Damned if you do, damned if you don’t. You can’t accept yourself too much, you can’t loathe yourself too much either. This is why as usual I have found my favorite thing, the Goldilocks of the issue: The Just OK Porridge of Body Self-Acceptance. Yes, it’s gluten-free after 4 p.m.

White rightly goes on to note that we probably find it hard to believe in self-acceptance because we’ve mythologized and normalized self-loathing as part of what it means to be female. Of course you hate your body — goes with the territory. If you don’t at least sorta hate it, you are highly suspect, a body (acceptance) snatcher. Liking it too much is, basically, Fit Mom.

And to be real hairsplitty and annoying, I’m going to say it: Like your body as it is doesn’t even really appeal to me. Accept your body as it is does.

Because accepting means you can be OK with it or not, but you don’t reject yourself fundamentally because of those shifts, which are super fluid day to day, even within a day sometimes. I think of everything as a work in progress and if I had to like it all to be considered healthy, well, that would be a mindfuck. My cooking, my writing, my sense of humor, my relationships, my parenting, my existence.

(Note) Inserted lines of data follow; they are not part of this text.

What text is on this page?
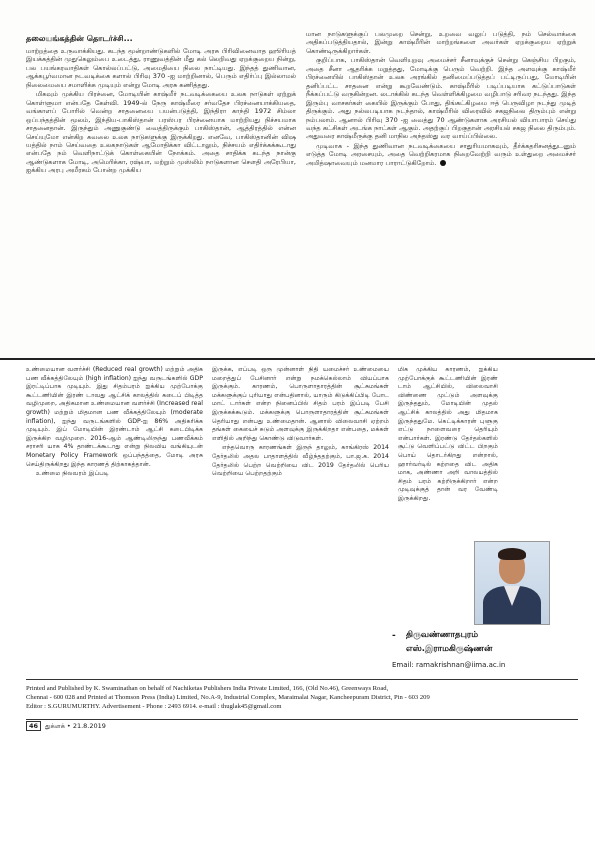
தலையங்கத்தின் தொடர்ச்சி...

மாற்றத்தை உருவாக்கியது. கடந்த மூன்றாண்டுகளில் மோடி அரசு பிரிவினைவாத ஹூரியத் இயக்கத்தின் முதுகெலும்பை உடைத்து, ராணுவத்தின் மீது கல் லெறிவது ஏறக்குறைய நின்று, பல பயங்கரவாதிகள் கொல்லப்பட்டு, அமைதியை நிலை நாட்டியது. இந்தத் துணிவான, ஆக்கபூர்வமான நடவடிக்கை களால் பிரிவு 370 -ஐ மாற்றினால், பெரும் எதிர்ப்பு இல்லாமல் நிலைமையை சமாளிக்க முடியும் என்று மோடி அரசு கணித்தது.

மிகவும் முக்கிய பிரச்னை, மோடியின் காஷ்மீர் நடவடிக்கையை உலக நாடுகள் ஏற்றுக் கொள்ளுமா என்பதே கேள்வி. 1949-ல் நேரு காஷ்மீரை சர்வதேச பிரச்னையாக்கியதை, வங்காளப் போரில் வென்ற சாதனையை பயன்படுத்தி, இந்திரா காந்தி 1972 சிம்லா ஒப்பந்தத்தின் மூலம், இந்திய-பாகிஸ்தான் பரஸ்பர பிரச்னையாக மாற்றியது நிச்சயமாக சாதனைதான். இருந்தும் அணுகுண்டு வைத்திருக்கும் பாகிஸ்தான், ஆத்திரத்தில் என்ன செய்யுமோ என்கிற கவலை உலக நாடுகளுக்கு இருக்கிறது. எனவே, பாகிஸ்தானின் விஷ யத்தில் நாம் செய்வதை உலகநாடுகள் ஆமோதிக்கா விட்டாலும், நிச்சயம் எதிர்க்கக்கூடாது என்பதே நம் வெளிநாட்டுக் கொள்கையின் நோக்கம். அதை சாதிக்க கடந்த நான்கு ஆண்டுகளாக மோடி, அமெரிக்கா, ரஷ்யா, மற்றும் முஸ்லிம் நாடுகளான சௌதி அரேபியா, ஐக்கிய அரபு அமீரகம் போன்ற முக்கிய

மான நாடுகளுக்குப் பலமுறை சென்று, உறவை வலுப் படுத்தி, நம் செல்வாக்கை அதிகப்படுத்தியதால், இன்று காஷ்மீரின் மாற்றங்களை அவர்கள் ஏறக்குறைய ஏற்றுக் கொண்டிருக்கிறார்கள்.

குறிப்பாக, பாகிஸ்தான் வெளியுறவு அமைச்சர் சீனாவுக்குச் சென்று கெஞ்சிய பிறகும், அதை சீனா ஆதரிக்க மறுத்தது, மோடிக்கு பெரும் வெற்றி. இந்த அளவுக்கு காஷ்மீர் பிரச்னையில் பாகிஸ்தான் உலக அரங்கில் தனிமைப்படுத்தப் பட்டிருப்பது, மோடியின் தனிப்பட்ட சாதனை என்று கூறவேண்டும். காஷ்மீரில் படிப்படியாக கட்டுப்பாடுகள் நீக்கப்பட்டு வருகின்றன. லடாக்கில் கடந்த வெள்ளிக்கிழமை வழிபாடு சரிவர நடந்தது. இந்த இரும்பு வாசகர்கள் கையில் இருக்கும் போது, திங்கட்கிழமை ஈத் பெருவிழா நடந்து முடித் திருக்கும். அது நல்லபடியாக நடந்தால், காஷ்மீரில் விரைவில் சகஜநிலை திரும்பும் என்று நம்பலாம். ஆனால் பிரிவு 370 -ஐ வைத்து 70 ஆண்டுகளாக அரசியல் வியாபாரம் செய்து வந்த கட்சிகள் அடங்க நாட்கள் ஆகும். அதற்குப் பிறகுதான் அரசியல் சகஜ நிலை திரும்பும். அதுவரை காஷ்மீருக்கு தனி மாநில அந்தஸ்து வர வாய்ப்பில்லை.

முடிவாக - இந்த துணிவான நடவடிக்கையை சாதுரியமாகவும், தீர்க்கதரிசனத்துடனும் எடுத்த மோடி அரசையும், அதை வெற்றிகரமாக நிறைவேற்றி வரும் உள்துறை அமைச்சர் அமித்ஷாவையும் மனமார பாராட்டுகிறோம்.

உண்மையான வளர்ச்சி (Reduced real growth) மற்றும் அதிக பண வீக்கத்திலேயும் (high inflation) ஐந்து வருடங்களில் GDP இரட்டிப்பாக முடியும். இது சிதம்பரம் ஐக்கிய முற்போக்கு கூட்டணியின் இரண் டாவது ஆட்சிக் காலத்தில் கடைப் பிடித்த வழிமுறை, அதிகமான உண்மையான வளர்ச்சி (Increased real growth) மற்றும் மிதமான பண வீக்கத்திலேயும் (moderate inflation), ஐந்து வருடங்களில் GDP-ஐ 86% அதிகரிக்க முடியும். இப் மோடியின் இரண்டாம் ஆட்சி கடைபிடிக்க இருக்கிற வழிமுறை. 2016-ஆம் ஆண்டிலிருந்து பணவீக்கம் சராசரி யாக 4% தாண்டக்கூடாது என்று நிலவிய வங்கியுடன் Monetary Policy Framework ஒப்பந்தத்தை, மோடி அரசு செய்திருக்கிறது இந்த காரணத் திற்காகத்தான்.

உண்மை நிலவரம் இப்படி

இருக்க, எப்படி ஒரு முன்னாள் நிதி யமைச்சர் உண்மையை மறைத்துப் பேசினார் என்று நமக்கெல்லாம் வியப்பாக இருக்கும். காரணம், பொருளாதாரத்தின் சூட்சுமங்கள் மக்களுக்குப் புரியாது என்பதினால், யாரும் கிடுக்கிப்பிடி போட மாட் டார்கள் என்ற நினைப்பில் சிதம் பரம் இப்படி பேசி இருக்கக்கூடும். மக்களுக்கு பொருளாதாரத்தின் சூட்சுமங்கள் தெரியாது என்பது உண்மைதான். ஆனால் விலைவாசி ஏற்றம் தங்கள் கையைச் சுடும் அளவுக்கு இருக்கிறதா என்பதை, மக்கள் எளிதில் அறிந்து கொண்டு விடுவார்கள்.

எந்தவொரு காரணங்கள் இருந் தாலும், காங்கிரஸ் 2014 தேர்தலில் அதல பாதாளத்தில் வீழ்ந்ததற்கும், பா.ஜ.க. 2014 தேர்தலில் பெற்ற வெற்றியை விட 2019 தேர்தலில் பெரிய வெற்றியை பெற்றதற்கும்

மிக முக்கிய காரணம், ஐக்கிய முற்போக்குக் கூட்டணியின் இரண் டாம் ஆட்சியில், விலைவாசி விண்ணை முட்டும் அளவுக்கு இருந்ததும், மோடியின் முதல் ஆட்சிக் காலத்தில் அது மிதமாக இருந்ததுமே. கெட்டிக்காரன் புளுகு எட்டு நாளைவரை தெரியும் என்பார்கள். இரண்டு தேர்தல்களில் சூட்டு வெளிப்பட்டு விட்ட பிறகும் பொய் தொடர்கிறது என்றால், ஹார்வர்டில் கற்றதை விட அதிக மாக, அண்ணா அறி வாலயத்தில் சிதம் பரம் கற்றிருக்கிறார் என்ற முடிவுக்குத் தான் வர வேண்டி இருக்கிறது.

- திருவண்ணாதபுரம்
எஸ்.இராமகிருஷ்ணன்
Email: ramakrishnan@iima.ac.in

Printed and Published by K. Swaminathan on behalf of Nachiketas Publishers India Private Limited, 166, (Old No.46), Greenways Road,

Chennai - 600 028 and Printed at Thomson Press (India) Limited, No.A-9, Industrial Complex, Maraimalai Nagar, Kancheepuram District, Pin - 603 209

Editor : S.GURUMURTHY. Advertisement - Phone : 2493 6914. e-mail : thuglak45@gmail.com

46	துக்ளக் • 21.8.2019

My body is no different. I have loved and loathed everything in the above list. I accept this, and I don’t dwell on it as a matter of course. But I will tweak away, whether it’s cumin, sarcasm, or parenthetical asides. (Don’t take my asides!)

I think the goal, then, is balance, and that balance isn’t even liking yourself every second, it’s acknowledging the full range of feelings that come with having a body, letting yourself have them, trying not to be super focused on it if it’s a source of bad feeling or gets in the way of being alive and enjoying your life. Get wherever it is you gotta get. You’ll know when you do.

It’s not a rollercoaster. More like a nuancecoaster. So when I say I’m just fine with it, I am saying that I have reached a point of not caring all that much, except when I do, which I reserve the right to do to whatever extent I decide at that time.

White writes:

My point is that if you can build your character toward a goal of true self-acceptance, it ceases to matter which category you belong to, or who evaluates you as belonging to one category or the other.

That does not fit on a bumper sticker, but I do think she is right. Especially if that self-acceptance allows for a lifetime of adjustments and tweaking at will. Tweaker’s rights (not the meth kind)!

Image via Jochen Schoenfeld/Shutterstock.